26. VIMNA and the Contracting Party (each “the non-defaulting party” as the case may be) shall have the right to
terminate any agreement between VIMNA and the Contracting Party to which these Standard Terms and Conditions apply by notice to the other if the other either:
(i) fails to make any payment due to the non-defaulting party by the due date and such failure continues for five
(5) calendar days after the due date; or
(ii) is in breach of any warranty or fails to comply with any of its material obligations under any agreement
between the parties and/or these Standard Terms and Conditions and in either case does not remedy the
same (if capable of being remedied) within ten (10) calendar days of receipt of notice in writing from the non-
defaulting party specifying the breach or failure and calling for the same to be remedied; provided always
that for the purposes of this Clause (ii) the Contracting Party hereby agrees that VIMNA shall be deemed to
have remedied any failure to transmit any advertising booked by it if VIMNA offers to provide so-called “make
goods” (i.e. advertising spots of equivalent value at some other date and time) over a period of time (which
may exceed thirty (30) days); or
(iii) compounds or makes arrangements with its creditors or becomes insolvent or if any order is made or
resolution passed for its liquidation, winding up or dissolution or if a receiver or manager or administrative
receiver or administrator is appointed over the whole or a substantial part of its assets or if anything
analogous to or having substantially similar effect to any such events shall occur under the laws of any
applicable jurisdiction; or
(iv) is unable to perform any of its obligations in circumstances set out below for a continuous period of not less
than ninety (90) calendar days.
28. Neither party shall be liable to the other in respect of any non-performance of its obligations by reason of any act
of God, civil war or strife, hostilities, act of foreign enemy, invasion, war, satellite failure, legal enactment, governmental order or regulation or any other cause beyond their respective control provided always that in any such event the duration of the agreement between the parties shall be extended by the period for which such event continues but otherwise such an event shall not affect any obligation of the Contracting Party to purchase any number of advertising spots agreed between the Contracting Party and VIMNA.
29. The rights and benefits set out in these Standard Terms and Conditions shall not be assigned by the Contracting
Party without VIMNA’s prior written consent.

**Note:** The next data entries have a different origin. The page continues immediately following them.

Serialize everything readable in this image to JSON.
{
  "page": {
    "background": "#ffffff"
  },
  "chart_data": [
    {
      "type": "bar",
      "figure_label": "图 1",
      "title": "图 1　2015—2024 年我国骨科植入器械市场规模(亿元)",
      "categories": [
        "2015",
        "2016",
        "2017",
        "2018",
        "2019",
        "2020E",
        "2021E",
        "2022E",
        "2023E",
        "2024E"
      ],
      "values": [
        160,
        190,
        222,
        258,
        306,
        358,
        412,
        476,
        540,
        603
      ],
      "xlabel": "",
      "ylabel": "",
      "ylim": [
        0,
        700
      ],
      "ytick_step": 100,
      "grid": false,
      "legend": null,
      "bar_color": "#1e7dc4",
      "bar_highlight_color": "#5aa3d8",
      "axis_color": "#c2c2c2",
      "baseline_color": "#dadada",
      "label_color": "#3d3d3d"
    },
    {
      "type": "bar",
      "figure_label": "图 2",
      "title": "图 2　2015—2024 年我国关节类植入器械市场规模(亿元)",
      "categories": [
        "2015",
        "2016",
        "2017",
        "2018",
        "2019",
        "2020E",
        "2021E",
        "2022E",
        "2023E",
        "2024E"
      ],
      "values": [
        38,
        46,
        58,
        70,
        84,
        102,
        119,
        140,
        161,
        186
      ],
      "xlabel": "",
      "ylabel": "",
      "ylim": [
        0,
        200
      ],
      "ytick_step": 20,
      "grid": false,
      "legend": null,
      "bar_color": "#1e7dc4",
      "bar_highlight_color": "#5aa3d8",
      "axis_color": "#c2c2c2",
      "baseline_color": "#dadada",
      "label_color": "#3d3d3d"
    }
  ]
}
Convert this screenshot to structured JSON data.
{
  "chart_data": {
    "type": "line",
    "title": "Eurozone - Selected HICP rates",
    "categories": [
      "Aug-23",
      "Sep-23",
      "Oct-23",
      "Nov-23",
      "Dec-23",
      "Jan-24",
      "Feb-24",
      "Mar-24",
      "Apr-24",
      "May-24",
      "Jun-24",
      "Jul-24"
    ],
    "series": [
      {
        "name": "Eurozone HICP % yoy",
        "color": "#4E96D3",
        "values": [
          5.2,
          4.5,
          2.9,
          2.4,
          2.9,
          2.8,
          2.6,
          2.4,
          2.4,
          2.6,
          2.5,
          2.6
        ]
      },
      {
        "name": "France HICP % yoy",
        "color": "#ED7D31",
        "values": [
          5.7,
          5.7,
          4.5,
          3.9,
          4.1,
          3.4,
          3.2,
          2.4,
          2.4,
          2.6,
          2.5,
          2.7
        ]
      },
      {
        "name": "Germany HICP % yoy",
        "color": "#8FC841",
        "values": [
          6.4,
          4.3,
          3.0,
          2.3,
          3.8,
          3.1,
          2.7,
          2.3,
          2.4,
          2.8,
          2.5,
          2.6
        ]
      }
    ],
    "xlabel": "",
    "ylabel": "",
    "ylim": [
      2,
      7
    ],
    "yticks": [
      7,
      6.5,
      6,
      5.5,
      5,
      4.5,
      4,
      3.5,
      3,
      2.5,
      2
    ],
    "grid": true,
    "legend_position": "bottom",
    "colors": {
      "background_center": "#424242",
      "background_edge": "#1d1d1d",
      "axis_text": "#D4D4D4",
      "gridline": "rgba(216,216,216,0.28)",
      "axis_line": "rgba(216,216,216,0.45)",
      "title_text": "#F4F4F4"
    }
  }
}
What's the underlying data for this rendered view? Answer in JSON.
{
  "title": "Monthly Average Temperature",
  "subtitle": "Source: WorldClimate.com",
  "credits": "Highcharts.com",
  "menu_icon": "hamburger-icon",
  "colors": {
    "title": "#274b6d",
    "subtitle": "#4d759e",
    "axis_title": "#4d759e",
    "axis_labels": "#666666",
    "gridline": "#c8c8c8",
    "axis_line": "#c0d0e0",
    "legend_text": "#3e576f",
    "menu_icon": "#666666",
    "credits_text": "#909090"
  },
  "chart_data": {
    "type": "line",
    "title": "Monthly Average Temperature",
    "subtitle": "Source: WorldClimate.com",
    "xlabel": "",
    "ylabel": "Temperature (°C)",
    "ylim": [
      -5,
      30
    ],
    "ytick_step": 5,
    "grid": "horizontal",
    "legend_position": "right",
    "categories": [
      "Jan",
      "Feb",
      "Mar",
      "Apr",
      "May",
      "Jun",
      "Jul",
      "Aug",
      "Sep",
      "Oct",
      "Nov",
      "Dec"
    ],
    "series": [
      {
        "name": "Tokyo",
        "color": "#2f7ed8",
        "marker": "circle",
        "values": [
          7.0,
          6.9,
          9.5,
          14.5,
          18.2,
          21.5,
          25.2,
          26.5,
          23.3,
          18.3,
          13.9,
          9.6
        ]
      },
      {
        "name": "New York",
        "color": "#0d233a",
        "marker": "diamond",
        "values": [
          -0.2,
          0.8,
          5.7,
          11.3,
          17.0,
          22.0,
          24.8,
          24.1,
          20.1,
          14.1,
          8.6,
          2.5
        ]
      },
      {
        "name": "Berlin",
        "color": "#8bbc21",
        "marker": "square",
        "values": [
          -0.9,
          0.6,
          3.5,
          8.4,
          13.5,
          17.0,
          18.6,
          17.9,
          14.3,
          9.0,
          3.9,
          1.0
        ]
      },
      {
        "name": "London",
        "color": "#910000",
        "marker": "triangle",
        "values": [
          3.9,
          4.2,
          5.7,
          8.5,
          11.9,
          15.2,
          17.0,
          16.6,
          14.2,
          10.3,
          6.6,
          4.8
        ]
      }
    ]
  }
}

30. These Standard Terms and Conditions together with any Sales Order Form or other written agreement
incorporating these Standard Terms and Conditions shall constitute the entire agreement between the parties in
relation to its subject matter. The parties acknowledge and agree that they have not relied on and shall have no
right of action in respect of any representation, warranty or promise in relation to such subject matter unless
expressly set out in this agreement save where such representation, warranty or promise is made fraudulently.
31. No waiver of any breach of any of these Standard Terms and Conditions shall be deemed to be a waiver of any
other breach and no waiver shall be effective unless in writing.
32. These Standard Terms and Conditions and any agreement to which these Standard Terms and Conditions apply
shall be interpreted in accordance with the laws of South Africa and the Parties hereby consent and submit to the non-exclusive jurisdiction of the High Court of South Africa (Gauteng Division, Pretoria / Gauteng Local Division, Johannesburg) in any dispute arising from or in connection with these Standard Terms and Conditions.